President Bush made five court-of-appeals nominees in late June— Peter Keisler to the D.C. Circuit, Debra Livingston to the Second Circuit, Kent Jordan to the Third Circuit, and Raymond Kethledge and Stephen Murphy to the Sixth Circuit. I’ve heard some dispirited talk that the Senate won’t be able to confirm those nominees in this session. But there’s no justification for such defeatism.
A search of the Federal Judicial Center’s Biographical Directory of Federal Judges shows that President Clinton nominated five court-of-appeals judges between late June 1994 and late August 1994. (The last of these nominations was August 25, 1994.) The Senate, then controlled by Democrats, confirmed all five by early October 1994. A Republican-controlled Senate should strive (and work overtime, if necessary) to achieve the same result for President Bush’s nominees.

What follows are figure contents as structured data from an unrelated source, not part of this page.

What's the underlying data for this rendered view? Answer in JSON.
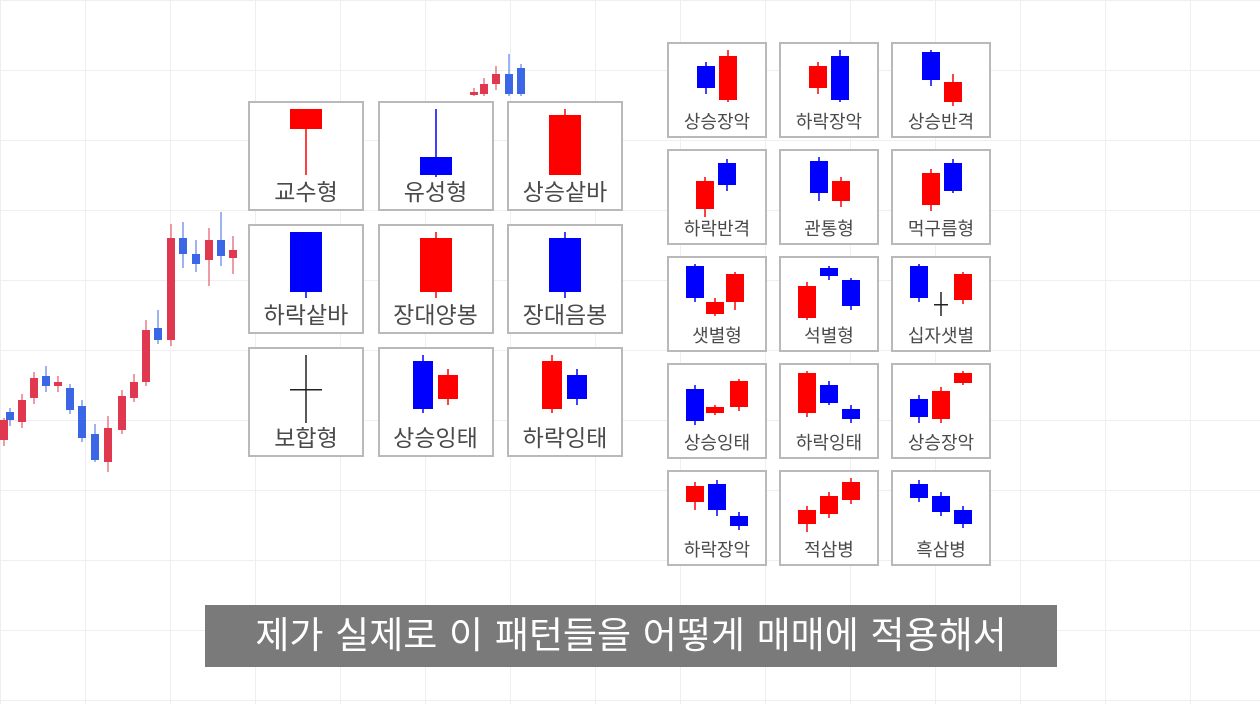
{
  "colors": {
    "up": "#ff0000",
    "down": "#0000ff",
    "neutral": "#222222",
    "bg_up": "#e0394f",
    "bg_down": "#3b67e6"
  },
  "patterns_main": [
    {
      "label": "교수형",
      "icon": "hanging-man"
    },
    {
      "label": "유성형",
      "icon": "shooting-star"
    },
    {
      "label": "상승샅바",
      "icon": "bullish-belt-hold"
    },
    {
      "label": "하락샅바",
      "icon": "bearish-belt-hold"
    },
    {
      "label": "장대양봉",
      "icon": "long-bullish-candle"
    },
    {
      "label": "장대음봉",
      "icon": "long-bearish-candle"
    },
    {
      "label": "보합형",
      "icon": "doji"
    },
    {
      "label": "상승잉태",
      "icon": "bullish-harami"
    },
    {
      "label": "하락잉태",
      "icon": "bearish-harami"
    }
  ],
  "patterns_side": [
    {
      "label": "상승장악",
      "icon": "bullish-engulfing"
    },
    {
      "label": "하락장악",
      "icon": "bearish-engulfing"
    },
    {
      "label": "상승반격",
      "icon": "bullish-counterattack"
    },
    {
      "label": "하락반격",
      "icon": "bearish-counterattack"
    },
    {
      "label": "관통형",
      "icon": "piercing-line"
    },
    {
      "label": "먹구름형",
      "icon": "dark-cloud-cover"
    },
    {
      "label": "샛별형",
      "icon": "morning-star"
    },
    {
      "label": "석별형",
      "icon": "evening-star"
    },
    {
      "label": "십자샛별",
      "icon": "doji-morning-star"
    },
    {
      "label": "상승잉태",
      "icon": "three-inside-up"
    },
    {
      "label": "하락잉태",
      "icon": "three-inside-down"
    },
    {
      "label": "상승장악",
      "icon": "three-outside-up"
    },
    {
      "label": "하락장악",
      "icon": "three-outside-down"
    },
    {
      "label": "적삼병",
      "icon": "three-white-soldiers"
    },
    {
      "label": "흑삼병",
      "icon": "three-black-crows"
    }
  ],
  "subtitle": "제가 실제로 이 패턴들을 어떻게 매매에 적용해서"
}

Another point of comparison: In the fifth and sixth years of Clinton’s presidency, a Republican-controlled Senate confirmed 20 of Clinton’s court-of-appeals nominees. So far, in the fifth and sixth years of George W. Bush’s presidency, a Republican-controlled Senate has confirmed 11 of Bush’s courts-of-appeals nominees.
It is, of course, true that the Senate (or at least the Senate Judiciary Committee) was busy with the Roberts and Alito nominations. But the Democrat-controlled Senate in 1993 and 1994, in addition to confirming two Supreme Court justices, confirmed 19 of Clinton’s court-of-appeals nominees.
A significant difference, of course, is that Senate Republicans have encountered unprecedented Democratic obstructionism. But it’s up to Senate Republicans to continue to work hard to overcome that obstructionism.